Tout le monde connaît l’histoire célèbre de comment Shivaji Rao Gaikwadun chef de bus et diplômé du Pune Film Institute, est devenu Rajinikanth en Film de K Balacherland en 1975 Apoorva raagangal. C’est peut-être l’alignement des étoiles qui a amené Shivaji devant l’objectif de Balachander, mais ce n’est pas un kismet qui a fait la légende qui continue de faire la une des journaux. Ce n’était certainement pas seulement les succès; Même un rapport avec prudence sur le coup à flop indique qu’une carrière de cinq décennies dans les films ne peut pas être ciselée avec des choix de scripts précis seuls, mais une approche ancrée pour s’adapter, pour avoir le courage d’aller là où les vents du temps vous prennent. En fait, «Rajinikanth» est un phénomène que Shivaji a agressivement pris vie en s’adaptant constamment aux forces du marché.
‘Naan Sonnadhayum Seiven, Soldhadhayum Seiven’

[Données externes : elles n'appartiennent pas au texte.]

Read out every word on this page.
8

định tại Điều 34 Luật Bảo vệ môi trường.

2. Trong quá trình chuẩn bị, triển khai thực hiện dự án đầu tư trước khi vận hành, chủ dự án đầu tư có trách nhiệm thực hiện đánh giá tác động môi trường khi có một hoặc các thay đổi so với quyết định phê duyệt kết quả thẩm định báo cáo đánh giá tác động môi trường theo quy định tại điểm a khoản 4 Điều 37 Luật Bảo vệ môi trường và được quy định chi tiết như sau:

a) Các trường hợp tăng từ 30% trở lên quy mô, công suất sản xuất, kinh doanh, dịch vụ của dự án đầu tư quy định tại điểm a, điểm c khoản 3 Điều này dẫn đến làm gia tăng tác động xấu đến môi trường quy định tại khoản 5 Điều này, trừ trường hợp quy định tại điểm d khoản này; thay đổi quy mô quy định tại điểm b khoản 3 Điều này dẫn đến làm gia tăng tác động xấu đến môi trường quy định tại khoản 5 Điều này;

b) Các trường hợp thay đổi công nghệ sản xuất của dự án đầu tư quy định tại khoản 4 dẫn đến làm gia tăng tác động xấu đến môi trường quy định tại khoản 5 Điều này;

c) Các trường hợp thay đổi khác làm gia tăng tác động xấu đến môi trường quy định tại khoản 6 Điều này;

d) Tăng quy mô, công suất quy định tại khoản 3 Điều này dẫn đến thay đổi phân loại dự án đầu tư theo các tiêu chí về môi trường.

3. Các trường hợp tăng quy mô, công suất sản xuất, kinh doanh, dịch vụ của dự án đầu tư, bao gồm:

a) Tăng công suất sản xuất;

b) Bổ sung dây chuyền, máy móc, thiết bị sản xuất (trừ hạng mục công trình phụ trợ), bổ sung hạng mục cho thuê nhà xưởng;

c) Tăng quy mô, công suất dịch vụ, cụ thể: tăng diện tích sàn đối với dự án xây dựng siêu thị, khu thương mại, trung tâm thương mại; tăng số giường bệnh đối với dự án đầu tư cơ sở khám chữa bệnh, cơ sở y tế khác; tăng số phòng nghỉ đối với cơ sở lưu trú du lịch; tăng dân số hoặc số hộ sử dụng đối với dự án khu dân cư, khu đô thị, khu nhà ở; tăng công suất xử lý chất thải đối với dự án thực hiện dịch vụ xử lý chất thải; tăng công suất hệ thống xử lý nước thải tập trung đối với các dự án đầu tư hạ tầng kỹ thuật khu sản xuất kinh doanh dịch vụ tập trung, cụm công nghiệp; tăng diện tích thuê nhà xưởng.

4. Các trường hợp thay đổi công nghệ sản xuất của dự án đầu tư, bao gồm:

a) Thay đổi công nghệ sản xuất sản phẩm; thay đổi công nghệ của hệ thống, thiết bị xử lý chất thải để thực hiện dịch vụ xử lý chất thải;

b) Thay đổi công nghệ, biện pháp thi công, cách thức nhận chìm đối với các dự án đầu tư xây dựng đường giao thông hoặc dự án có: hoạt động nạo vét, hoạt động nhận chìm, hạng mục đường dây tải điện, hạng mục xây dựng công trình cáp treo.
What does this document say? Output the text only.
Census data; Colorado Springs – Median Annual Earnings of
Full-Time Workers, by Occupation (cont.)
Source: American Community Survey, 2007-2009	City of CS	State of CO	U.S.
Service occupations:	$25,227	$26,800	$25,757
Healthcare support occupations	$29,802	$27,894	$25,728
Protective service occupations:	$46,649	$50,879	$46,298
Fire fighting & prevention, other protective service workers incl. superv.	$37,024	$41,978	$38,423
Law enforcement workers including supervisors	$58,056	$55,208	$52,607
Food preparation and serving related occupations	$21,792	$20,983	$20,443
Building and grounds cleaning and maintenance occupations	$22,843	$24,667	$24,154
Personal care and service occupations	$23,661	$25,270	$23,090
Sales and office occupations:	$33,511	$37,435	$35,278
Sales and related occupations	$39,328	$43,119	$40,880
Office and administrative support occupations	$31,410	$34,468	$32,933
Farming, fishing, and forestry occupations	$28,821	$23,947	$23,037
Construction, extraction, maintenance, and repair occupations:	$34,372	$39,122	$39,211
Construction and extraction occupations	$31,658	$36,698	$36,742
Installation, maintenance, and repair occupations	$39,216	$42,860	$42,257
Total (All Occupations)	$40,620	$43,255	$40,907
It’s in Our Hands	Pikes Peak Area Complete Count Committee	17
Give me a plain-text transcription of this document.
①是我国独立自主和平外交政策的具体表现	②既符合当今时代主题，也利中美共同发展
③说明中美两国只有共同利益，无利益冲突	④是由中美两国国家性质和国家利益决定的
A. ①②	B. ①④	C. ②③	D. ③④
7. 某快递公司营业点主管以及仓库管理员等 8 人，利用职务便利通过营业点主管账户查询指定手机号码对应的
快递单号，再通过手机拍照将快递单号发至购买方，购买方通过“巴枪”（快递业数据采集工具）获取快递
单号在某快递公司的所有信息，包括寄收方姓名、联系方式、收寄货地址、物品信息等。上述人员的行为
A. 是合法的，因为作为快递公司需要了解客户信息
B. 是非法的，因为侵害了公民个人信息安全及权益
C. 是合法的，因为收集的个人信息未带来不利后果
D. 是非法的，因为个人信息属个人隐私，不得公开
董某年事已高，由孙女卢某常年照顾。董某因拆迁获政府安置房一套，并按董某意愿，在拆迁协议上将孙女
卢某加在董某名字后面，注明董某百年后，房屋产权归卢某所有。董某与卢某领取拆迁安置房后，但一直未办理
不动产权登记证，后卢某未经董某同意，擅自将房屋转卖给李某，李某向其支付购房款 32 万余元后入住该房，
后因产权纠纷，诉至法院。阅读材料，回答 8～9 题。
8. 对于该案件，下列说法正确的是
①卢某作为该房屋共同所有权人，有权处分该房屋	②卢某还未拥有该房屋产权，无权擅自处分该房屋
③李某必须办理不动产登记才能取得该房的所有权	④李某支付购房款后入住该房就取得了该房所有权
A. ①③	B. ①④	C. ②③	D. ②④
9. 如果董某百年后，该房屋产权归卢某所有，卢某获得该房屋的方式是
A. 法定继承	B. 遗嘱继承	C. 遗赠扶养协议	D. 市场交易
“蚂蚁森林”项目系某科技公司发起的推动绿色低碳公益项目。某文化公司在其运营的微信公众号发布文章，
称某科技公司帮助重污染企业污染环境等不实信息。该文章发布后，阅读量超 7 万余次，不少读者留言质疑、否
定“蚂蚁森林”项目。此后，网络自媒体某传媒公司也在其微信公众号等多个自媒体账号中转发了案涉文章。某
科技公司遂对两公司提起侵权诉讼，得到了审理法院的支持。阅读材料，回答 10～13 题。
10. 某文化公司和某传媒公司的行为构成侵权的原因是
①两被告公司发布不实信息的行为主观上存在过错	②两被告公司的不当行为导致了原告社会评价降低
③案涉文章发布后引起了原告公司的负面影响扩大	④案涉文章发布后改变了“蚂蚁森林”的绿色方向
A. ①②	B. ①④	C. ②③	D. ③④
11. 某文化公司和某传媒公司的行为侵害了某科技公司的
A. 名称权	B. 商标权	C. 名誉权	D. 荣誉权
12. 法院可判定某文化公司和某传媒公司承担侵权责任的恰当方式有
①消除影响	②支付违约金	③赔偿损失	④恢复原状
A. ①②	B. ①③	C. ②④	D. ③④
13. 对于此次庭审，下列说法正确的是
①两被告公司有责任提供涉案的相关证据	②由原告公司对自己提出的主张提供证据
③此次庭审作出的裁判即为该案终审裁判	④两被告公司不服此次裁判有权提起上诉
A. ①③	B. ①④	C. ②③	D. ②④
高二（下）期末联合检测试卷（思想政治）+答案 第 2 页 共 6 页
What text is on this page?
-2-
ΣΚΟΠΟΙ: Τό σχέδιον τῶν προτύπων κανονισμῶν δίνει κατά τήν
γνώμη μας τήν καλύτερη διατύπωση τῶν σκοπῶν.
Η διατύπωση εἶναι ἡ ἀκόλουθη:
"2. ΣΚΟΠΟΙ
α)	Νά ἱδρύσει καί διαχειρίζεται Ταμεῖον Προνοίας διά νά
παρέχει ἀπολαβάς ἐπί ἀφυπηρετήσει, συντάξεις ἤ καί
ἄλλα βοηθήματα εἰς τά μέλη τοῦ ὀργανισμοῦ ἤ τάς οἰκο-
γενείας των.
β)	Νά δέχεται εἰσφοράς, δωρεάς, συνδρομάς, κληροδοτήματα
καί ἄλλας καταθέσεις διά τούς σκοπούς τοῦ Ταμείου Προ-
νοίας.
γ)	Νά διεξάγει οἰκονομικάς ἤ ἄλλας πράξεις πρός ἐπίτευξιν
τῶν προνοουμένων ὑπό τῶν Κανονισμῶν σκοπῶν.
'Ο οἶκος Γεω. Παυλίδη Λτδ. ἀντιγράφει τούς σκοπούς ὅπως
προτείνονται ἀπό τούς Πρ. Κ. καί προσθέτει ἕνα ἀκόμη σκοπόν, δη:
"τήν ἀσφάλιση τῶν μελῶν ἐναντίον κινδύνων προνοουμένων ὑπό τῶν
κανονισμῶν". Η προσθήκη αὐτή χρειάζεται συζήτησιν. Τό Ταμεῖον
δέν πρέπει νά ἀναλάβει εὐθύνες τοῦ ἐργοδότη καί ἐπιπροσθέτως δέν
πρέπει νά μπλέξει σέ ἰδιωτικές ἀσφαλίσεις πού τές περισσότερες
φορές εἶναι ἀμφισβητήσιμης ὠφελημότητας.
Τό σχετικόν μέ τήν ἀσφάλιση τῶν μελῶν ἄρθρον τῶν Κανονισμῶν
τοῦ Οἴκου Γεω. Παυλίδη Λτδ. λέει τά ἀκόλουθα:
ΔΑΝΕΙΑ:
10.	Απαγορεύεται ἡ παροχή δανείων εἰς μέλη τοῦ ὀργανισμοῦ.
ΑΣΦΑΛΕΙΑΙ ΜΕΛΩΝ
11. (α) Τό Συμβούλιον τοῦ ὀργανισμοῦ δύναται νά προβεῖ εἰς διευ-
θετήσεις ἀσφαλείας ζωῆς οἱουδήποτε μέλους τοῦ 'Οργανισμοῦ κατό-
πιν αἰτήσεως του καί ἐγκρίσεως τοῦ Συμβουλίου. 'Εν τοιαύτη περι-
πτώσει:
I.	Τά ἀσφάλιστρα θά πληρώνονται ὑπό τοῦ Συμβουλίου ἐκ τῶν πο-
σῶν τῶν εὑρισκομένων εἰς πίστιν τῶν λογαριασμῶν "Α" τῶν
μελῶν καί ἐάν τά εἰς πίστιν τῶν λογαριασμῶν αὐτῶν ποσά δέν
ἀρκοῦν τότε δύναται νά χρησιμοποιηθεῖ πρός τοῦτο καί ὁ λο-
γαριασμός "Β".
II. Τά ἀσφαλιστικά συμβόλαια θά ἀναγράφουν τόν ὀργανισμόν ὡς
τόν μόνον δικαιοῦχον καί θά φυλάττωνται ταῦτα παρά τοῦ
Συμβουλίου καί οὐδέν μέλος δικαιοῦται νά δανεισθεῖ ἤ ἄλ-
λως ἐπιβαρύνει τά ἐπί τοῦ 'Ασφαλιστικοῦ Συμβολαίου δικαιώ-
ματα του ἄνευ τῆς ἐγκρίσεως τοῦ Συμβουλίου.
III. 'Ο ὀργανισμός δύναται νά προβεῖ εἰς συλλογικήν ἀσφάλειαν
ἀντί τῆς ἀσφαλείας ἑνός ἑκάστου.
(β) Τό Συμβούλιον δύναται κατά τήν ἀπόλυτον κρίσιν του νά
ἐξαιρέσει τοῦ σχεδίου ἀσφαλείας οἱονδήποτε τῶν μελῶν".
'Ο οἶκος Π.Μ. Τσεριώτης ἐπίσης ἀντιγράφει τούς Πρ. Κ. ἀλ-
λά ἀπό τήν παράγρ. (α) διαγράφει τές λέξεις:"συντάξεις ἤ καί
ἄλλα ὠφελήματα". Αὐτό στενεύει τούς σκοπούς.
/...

Il n’a peut-être pas eu son mot à dire à être interprété comme méchant dans la phase initiale de sa carrière, mais les années 1979 Bhuvana Oru Kelvi Kuri a été l’un des premiers marqueurs de ce qui a suivi pour Rajinikanth au cours des prochaines années (et une collaboration définissant la carrière avec le réalisateur SP Muthuraman). Bien que coulé dans des rôles de soutien tout à fait capricieux, des films comme Bairavi, Mullum Malares, Priyaet Aarilinthu Arubathu Varai a présenté la star dans des rôles soutenus par l’auteur qui ont sorti L’interprète à Rajini. Alors qu’il avait commencé ses séjours dans les années 70, La superstar a pris connaissance du succès d’Amitabh Bachchan avec le récit en colère-young-man dans les années 70, et Bela a commencé le long et sérieux rendez-vous de Rajinikanth avec le genre d’action.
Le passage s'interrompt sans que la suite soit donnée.